Ouso dizer, talvez contrariando uma visão consolidada no setor, que não precisamos mais de novos grandes reservatórios. A mim, parecem eloquentes as estatísticas que apontam 200 GW de potência instalada, pouco mais de 100 GW (50%) de demanda máxima e cerca de 60 GW (30%) de demanda média.

Penso até que seria possível conciliar os pleitos de ribeirinhos para limitar o deplecionamento de alguns desses reservatórios porque o armazenamento que precisamos tem que ser tão renovável como as novas fontes de energia! Nesse sentido, se recolocam como alternativa as usinas hidroelétricas reversíveis.
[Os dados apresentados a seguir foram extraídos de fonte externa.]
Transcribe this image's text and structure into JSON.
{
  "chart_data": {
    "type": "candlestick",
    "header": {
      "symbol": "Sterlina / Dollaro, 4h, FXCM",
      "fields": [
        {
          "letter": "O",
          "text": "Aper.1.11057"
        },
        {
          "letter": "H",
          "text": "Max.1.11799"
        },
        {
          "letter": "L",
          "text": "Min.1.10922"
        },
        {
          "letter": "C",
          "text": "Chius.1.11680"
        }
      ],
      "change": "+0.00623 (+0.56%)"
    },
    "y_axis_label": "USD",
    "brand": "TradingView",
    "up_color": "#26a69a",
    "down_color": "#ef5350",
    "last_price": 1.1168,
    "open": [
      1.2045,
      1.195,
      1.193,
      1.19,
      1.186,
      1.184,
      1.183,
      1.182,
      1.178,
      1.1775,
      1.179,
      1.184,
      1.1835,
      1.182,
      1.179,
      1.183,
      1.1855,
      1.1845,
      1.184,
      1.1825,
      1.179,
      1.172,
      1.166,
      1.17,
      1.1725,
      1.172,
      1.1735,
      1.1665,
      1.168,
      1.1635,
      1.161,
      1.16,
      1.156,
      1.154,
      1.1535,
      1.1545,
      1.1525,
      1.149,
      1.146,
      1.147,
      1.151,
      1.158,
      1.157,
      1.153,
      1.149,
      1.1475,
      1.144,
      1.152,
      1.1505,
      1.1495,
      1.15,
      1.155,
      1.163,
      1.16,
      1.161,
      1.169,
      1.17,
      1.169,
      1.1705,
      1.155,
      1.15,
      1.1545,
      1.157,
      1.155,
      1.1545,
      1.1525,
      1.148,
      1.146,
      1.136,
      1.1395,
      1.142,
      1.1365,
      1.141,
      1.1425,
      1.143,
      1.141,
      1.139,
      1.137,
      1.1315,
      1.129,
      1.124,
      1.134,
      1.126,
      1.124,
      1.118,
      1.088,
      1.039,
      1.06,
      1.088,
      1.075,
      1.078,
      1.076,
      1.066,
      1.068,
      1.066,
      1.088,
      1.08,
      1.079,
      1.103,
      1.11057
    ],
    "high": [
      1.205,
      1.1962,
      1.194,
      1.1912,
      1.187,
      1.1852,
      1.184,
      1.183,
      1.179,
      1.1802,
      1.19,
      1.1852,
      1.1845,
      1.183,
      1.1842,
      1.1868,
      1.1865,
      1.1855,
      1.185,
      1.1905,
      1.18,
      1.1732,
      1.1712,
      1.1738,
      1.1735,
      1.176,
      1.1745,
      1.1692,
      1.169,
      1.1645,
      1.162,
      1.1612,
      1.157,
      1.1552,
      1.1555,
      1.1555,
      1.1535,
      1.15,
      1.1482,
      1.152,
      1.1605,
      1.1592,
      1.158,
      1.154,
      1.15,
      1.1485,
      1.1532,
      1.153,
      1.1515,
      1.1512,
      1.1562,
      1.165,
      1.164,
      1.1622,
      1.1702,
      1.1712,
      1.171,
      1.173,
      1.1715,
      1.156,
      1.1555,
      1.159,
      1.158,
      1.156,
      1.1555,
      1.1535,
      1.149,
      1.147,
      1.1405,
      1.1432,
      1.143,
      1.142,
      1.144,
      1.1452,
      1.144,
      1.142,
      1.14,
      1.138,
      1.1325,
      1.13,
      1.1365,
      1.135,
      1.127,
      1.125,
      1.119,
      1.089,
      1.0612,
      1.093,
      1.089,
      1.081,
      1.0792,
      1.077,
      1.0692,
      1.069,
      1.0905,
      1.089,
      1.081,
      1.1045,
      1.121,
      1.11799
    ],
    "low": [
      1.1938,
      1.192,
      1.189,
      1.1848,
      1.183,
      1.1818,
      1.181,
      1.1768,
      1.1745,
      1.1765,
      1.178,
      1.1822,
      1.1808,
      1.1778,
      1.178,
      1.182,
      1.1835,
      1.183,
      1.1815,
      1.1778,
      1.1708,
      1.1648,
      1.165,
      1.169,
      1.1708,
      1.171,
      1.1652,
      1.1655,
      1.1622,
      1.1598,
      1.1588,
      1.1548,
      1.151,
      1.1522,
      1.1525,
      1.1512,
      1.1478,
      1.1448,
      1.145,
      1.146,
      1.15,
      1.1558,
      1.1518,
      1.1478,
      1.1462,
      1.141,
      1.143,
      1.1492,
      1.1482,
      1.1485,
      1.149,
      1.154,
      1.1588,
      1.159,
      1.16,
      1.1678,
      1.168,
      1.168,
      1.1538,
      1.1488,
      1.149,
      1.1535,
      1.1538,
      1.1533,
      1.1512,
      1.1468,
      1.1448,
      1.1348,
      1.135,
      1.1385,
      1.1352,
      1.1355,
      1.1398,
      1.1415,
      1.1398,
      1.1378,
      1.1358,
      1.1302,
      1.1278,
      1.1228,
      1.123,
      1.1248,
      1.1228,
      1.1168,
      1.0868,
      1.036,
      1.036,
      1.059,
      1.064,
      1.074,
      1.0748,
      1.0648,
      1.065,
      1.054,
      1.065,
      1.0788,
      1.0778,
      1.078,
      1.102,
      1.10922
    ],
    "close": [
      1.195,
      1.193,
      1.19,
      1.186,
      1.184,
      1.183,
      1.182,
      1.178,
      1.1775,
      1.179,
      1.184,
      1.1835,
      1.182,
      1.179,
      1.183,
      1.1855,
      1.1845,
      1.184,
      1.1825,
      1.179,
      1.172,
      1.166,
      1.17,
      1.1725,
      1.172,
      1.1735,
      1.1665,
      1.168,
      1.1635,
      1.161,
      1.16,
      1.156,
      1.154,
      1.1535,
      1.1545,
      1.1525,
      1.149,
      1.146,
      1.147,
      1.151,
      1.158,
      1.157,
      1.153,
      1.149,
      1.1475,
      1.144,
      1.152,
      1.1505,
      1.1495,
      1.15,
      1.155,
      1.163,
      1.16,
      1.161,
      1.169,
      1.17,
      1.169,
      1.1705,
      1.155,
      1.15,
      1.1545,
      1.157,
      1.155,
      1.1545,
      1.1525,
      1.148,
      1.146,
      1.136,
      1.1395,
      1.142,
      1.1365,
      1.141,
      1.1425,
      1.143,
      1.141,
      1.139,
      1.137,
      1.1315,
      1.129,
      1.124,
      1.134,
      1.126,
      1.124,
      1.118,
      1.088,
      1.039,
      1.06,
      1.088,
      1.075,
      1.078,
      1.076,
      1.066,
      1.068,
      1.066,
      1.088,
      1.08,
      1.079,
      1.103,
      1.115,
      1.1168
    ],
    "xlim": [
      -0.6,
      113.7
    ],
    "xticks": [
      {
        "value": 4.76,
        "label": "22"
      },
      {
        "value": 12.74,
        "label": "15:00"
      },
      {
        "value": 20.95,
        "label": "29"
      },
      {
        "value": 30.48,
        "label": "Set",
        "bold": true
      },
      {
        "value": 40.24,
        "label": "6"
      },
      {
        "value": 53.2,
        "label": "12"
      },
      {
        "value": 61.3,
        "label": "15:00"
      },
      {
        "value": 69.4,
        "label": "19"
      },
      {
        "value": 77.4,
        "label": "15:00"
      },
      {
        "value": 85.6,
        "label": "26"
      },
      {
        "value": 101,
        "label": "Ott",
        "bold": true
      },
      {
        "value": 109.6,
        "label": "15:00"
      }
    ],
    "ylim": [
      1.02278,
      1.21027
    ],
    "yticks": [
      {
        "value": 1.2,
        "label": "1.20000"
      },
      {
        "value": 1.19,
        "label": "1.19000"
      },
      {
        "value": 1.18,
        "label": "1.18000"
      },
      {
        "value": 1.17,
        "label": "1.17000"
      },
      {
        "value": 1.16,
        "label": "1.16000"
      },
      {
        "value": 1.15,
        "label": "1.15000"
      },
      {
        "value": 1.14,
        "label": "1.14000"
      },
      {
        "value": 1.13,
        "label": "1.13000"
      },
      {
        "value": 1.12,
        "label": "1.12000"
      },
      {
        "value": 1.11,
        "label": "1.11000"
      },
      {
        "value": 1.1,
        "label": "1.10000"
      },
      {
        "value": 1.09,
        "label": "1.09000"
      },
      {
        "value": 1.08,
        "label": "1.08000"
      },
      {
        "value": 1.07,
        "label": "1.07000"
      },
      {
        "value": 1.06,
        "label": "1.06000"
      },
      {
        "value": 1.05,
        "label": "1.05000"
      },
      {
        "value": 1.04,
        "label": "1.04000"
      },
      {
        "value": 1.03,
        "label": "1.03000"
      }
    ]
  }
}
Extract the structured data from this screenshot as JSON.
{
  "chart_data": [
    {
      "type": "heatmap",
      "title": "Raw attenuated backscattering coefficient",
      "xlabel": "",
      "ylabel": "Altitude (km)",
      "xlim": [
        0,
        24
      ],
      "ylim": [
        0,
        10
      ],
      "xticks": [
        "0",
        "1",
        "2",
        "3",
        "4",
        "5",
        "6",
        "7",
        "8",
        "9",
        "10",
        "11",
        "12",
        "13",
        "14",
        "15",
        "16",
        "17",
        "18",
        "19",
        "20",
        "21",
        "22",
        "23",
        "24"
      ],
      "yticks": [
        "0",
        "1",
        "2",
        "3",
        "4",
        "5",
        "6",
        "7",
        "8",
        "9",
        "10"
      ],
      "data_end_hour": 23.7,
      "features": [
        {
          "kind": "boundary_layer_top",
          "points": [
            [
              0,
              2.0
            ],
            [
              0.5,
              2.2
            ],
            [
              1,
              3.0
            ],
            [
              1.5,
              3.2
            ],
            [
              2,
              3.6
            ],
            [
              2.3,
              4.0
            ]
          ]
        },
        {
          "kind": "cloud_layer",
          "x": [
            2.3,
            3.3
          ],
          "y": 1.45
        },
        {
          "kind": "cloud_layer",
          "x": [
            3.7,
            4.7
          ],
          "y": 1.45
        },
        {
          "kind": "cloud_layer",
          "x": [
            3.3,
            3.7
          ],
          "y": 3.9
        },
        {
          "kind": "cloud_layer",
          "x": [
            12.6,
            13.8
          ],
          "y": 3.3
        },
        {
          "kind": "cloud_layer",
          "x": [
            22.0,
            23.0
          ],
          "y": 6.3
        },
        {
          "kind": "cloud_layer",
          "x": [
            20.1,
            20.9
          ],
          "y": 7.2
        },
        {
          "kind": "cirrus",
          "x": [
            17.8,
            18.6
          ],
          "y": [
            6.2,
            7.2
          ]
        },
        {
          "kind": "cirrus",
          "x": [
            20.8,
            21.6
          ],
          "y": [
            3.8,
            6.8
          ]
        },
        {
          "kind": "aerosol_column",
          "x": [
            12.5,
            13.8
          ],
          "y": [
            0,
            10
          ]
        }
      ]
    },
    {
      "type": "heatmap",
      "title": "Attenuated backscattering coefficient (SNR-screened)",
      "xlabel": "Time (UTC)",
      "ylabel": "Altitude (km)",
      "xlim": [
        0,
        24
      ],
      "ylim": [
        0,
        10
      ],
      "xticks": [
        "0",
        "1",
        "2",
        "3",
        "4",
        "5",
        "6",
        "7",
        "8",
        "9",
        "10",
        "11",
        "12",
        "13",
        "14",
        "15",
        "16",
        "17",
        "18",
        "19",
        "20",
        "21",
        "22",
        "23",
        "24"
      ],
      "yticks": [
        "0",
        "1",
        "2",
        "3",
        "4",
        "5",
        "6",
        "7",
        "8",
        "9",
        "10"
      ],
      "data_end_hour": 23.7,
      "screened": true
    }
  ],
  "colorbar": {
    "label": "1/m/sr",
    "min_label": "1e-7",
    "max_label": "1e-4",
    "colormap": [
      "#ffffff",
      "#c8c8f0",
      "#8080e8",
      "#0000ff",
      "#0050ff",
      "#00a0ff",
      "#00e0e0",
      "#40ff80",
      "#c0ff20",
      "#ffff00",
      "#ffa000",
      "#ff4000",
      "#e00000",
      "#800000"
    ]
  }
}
Incentivadas no passado com a introdução das usinas nucleares, que não tinham a capacidade de acompanhar a curva de carga, as usinas reversíveis ressurgem agora como alternativa para complementar as renováveis modernas, que também não têm a capacidade de acompanhar a curva de carga. A propósito, um dos últimos trabalhos que conduzi na Empresa de Pesquisa Energética foi avaliar como as hidroelétricas reversíveis se inserem nos mercado francês e ibérico, em face do incremento da geração eólica e solar.

Com efeito, reversíveis conferem flexibilidade ao armazenamento. No entender do GESEL - Grupo de Estudos do Setor Elétrico - UFRJ, coordenado pelo professor Nivalde J. de Castro, “a flexibilidade de armazenamento se revela importante por contribuir para a confiabilidade do sistema e para a otimização dos recursos energéticos”.

As palavras de Ricardo Tili, diretor da ANEEL, nos eventos a que me referi, indicam que o regulador está atento à solução. Mas, penso eu, não se pode, e nem é necessário, esperar dez anos (ou mais) para que soluções desse tipo sejam implementadas. São soluções de engenharia, com impacto ambiental que pode ser controlado, com claros benefícios para a operação do sistema (com a palavra o ONS) e mais econômicas e duradouras que outras soluções de armazenamento. E como pontua Kelman, "temos conhecimento técnico e condições naturais para desenvolver um parque de usinas reversíveis".

Mas, sem dúvida, há necessidade de avanços regulatórios para que soluções dessa natureza possam ser adequadamente precificadas e remuneradas. Corroborando a posição do GESEL, “o armazenamento necessita de alterações regulatórias para que se torne atraente para investimentos privados”.

[1] Kelman, J., "O Papel das Usinas Reversíveis", in Brasil Energia nº 485, Rio de Janeiro, fevereiro de 2024.